In a fun, adult role-reversal, I had my parents over last night so I could finagle my father into a 10k run in Golden Gate Park today. The three of us slept in my V-shaped attic room and crashed down the stairs early to make chicken-apple sausages before the race. I wasn't expecting it to be such a clear day--it hardly feels like winter.

We got to 8th and Lincoln by 8:10. The race started adjacent to the recently renovated Academy of Sciences. Dad and I jogged straight to the starting line just as the announcer was winding down. We were told to line up according to our approximate mile splits.

"We can do 8:30," Dad said.

He's a seasoned runner, and my favorite running partner. We did the Bay to Breakers this year (my longest race, and my first B2B), plus a number of 10ks and a few Turkey Trots back in my hometown. This is the man who woke up with me four days a week to jog around the village green when I was an insecure eighth-grader, the same one who followed our racing shells after regattas to make sure my rowing team and I made it in okay off the Sacramento River. He's got a ponytail and usually runs in board shorts.

"Let's start at 9," I suggested. "We can always up it as we go."

The start was anticlimactic, as every race start is, requiring us to jog in place for a few minutes until the elite runners (I've always hated that word) left a clear spot for us to follow. The sunlight was clear, yellow; autumn light. We circled the 7th and Lincoln baseball field, the one where I've taken Kaplan Aspect soccer clubs, and looped out MLK drive all the way to the Panhandle.

Here's the reason I like to run with my father: because we are built the same, mostly legs and arms with long-twitch muscles that don't make us particularly fast, but do make us goddamn stubborn. Many times when we run together, there's no time or distance goal, but rather a personal challenge, usually involving an unknown fellow runner.
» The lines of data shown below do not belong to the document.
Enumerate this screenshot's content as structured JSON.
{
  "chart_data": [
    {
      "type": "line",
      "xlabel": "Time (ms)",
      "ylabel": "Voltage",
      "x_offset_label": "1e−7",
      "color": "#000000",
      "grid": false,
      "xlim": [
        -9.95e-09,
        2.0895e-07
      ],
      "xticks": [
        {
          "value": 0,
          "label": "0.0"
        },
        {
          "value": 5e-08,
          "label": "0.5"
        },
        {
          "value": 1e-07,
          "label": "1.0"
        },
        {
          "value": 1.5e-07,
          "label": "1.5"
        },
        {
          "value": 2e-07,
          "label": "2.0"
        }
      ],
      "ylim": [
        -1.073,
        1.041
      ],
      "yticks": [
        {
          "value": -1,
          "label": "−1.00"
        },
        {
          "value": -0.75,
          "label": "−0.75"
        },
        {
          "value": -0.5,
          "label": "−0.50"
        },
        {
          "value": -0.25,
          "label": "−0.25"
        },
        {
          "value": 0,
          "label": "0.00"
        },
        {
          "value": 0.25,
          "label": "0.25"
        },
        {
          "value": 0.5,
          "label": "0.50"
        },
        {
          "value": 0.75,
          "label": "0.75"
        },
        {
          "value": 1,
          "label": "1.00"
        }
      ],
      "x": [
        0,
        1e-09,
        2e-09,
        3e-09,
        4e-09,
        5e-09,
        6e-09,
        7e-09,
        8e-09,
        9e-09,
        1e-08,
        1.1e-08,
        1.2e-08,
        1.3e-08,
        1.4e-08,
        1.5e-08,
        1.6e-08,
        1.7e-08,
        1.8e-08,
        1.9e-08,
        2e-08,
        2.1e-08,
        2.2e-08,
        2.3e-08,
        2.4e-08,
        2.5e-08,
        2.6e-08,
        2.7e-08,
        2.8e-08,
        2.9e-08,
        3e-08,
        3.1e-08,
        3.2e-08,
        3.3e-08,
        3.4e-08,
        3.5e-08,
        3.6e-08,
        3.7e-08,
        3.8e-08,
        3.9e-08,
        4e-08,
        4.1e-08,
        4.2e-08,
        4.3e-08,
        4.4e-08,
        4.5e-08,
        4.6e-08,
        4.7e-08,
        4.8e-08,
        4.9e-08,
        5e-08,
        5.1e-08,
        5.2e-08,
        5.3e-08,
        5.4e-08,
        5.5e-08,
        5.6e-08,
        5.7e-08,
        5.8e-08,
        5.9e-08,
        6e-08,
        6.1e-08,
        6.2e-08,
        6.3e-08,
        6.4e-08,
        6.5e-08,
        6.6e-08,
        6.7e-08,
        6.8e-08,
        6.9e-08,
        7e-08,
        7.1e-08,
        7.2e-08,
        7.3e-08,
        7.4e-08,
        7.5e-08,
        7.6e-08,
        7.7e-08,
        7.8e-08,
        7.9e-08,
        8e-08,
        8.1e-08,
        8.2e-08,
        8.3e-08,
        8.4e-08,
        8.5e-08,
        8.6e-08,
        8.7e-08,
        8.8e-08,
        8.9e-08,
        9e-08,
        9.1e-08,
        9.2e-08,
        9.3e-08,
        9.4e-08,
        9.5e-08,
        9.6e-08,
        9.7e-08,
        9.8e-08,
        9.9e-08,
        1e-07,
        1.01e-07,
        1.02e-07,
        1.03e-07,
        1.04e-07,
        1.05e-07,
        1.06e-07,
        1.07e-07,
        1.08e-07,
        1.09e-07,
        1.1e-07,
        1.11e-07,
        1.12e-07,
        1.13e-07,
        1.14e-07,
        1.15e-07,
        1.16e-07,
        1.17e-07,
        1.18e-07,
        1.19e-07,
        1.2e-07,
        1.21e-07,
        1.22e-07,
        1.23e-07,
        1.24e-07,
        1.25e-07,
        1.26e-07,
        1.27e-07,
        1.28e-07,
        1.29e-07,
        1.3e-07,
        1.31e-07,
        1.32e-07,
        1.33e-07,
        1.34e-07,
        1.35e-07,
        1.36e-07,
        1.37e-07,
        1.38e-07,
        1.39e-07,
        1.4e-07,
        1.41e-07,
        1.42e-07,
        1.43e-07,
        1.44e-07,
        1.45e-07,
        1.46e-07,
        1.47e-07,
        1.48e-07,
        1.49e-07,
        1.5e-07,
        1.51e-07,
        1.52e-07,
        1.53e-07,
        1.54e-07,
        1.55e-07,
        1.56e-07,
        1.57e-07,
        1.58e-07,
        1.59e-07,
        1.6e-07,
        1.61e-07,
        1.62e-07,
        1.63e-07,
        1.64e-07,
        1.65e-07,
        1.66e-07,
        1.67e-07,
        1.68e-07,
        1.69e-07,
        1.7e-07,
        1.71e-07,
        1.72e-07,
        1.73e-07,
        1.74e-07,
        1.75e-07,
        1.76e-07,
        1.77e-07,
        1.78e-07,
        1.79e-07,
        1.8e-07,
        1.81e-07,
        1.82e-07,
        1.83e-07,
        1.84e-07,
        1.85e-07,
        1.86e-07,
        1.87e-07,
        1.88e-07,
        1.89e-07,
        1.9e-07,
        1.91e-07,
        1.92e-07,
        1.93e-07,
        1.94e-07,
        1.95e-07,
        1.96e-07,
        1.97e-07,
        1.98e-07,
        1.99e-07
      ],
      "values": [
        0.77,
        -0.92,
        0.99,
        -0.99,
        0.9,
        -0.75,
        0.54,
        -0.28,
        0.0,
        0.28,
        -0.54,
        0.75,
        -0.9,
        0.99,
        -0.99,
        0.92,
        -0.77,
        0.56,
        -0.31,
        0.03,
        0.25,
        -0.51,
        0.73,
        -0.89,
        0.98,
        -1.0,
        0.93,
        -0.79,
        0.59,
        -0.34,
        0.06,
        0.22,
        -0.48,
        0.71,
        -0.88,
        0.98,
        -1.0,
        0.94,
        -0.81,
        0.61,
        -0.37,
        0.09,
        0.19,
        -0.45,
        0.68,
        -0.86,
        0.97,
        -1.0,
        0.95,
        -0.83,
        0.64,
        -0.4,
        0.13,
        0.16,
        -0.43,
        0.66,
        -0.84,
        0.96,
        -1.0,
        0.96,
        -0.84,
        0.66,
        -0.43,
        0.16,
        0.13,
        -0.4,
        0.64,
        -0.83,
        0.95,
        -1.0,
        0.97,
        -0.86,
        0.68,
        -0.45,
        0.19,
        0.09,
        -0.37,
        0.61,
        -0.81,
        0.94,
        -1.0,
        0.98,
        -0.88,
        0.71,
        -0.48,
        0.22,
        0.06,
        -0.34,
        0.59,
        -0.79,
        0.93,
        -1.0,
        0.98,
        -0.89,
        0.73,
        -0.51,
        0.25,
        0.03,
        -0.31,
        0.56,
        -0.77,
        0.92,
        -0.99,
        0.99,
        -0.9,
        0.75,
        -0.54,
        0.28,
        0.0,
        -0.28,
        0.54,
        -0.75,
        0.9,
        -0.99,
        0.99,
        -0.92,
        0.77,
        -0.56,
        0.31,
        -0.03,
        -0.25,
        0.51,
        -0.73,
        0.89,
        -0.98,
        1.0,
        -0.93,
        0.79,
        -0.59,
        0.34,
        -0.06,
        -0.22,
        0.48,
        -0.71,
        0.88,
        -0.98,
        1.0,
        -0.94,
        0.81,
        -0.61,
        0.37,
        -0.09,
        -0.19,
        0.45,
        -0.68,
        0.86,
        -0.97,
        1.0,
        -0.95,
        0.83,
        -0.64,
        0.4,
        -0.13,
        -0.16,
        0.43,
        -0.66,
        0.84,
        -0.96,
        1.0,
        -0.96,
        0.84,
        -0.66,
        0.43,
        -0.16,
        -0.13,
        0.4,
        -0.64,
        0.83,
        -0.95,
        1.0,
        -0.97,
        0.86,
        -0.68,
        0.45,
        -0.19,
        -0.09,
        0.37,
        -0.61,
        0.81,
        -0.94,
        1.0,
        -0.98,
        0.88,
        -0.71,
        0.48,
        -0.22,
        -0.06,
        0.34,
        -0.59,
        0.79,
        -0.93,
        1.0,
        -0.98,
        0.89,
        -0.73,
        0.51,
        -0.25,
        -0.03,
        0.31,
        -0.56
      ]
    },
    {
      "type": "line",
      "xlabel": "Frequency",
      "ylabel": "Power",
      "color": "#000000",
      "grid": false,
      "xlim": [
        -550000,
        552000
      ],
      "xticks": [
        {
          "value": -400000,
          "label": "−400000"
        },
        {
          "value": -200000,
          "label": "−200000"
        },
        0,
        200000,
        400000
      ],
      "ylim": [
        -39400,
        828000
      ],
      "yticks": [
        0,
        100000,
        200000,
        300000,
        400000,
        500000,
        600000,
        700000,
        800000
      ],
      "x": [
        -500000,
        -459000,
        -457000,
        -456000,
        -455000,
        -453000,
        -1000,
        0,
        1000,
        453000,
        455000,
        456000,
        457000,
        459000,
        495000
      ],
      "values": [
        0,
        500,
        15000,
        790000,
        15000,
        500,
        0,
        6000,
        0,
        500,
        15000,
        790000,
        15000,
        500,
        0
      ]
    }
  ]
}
"See the guy with the obnoxious red-white-and-blue shirt? Yeah, the one about 100 yards ahead? We're gonna pass him. Now."

My dad is strong and powerful, and he had to take a brief hiatus from running this summer because of some particularly unruly vertebrae in his back. I signed us both up for the 10k a few weeks ago, somehow forgetting the 8 weeks this summer he spent off the track. And yet, today he was just as strong and determined--if not more so--than ever.

The real reason I am writing about running tonight is because it mirrors what I am thankful for. Quiet mornings with my family. Being outside. Functioning limbs. That sensation after exercise when one feels absolutely able-bodied. Whatever chemistry it is that brings friends together inside and outside, at all times of the year.

Dad and I both completed the 10k in good time, after cruising up above the Conservatory of Flowers and around Stow Lake. Mom was waiting for us at the finish line with our border collie Taj, and there was music, water, and goodies waiting for us between the de Young and the Academy of Science.

We weren't the fastest runners, nor were we the slowest. But we were the most goddamned stubborn. And thank goodness for that.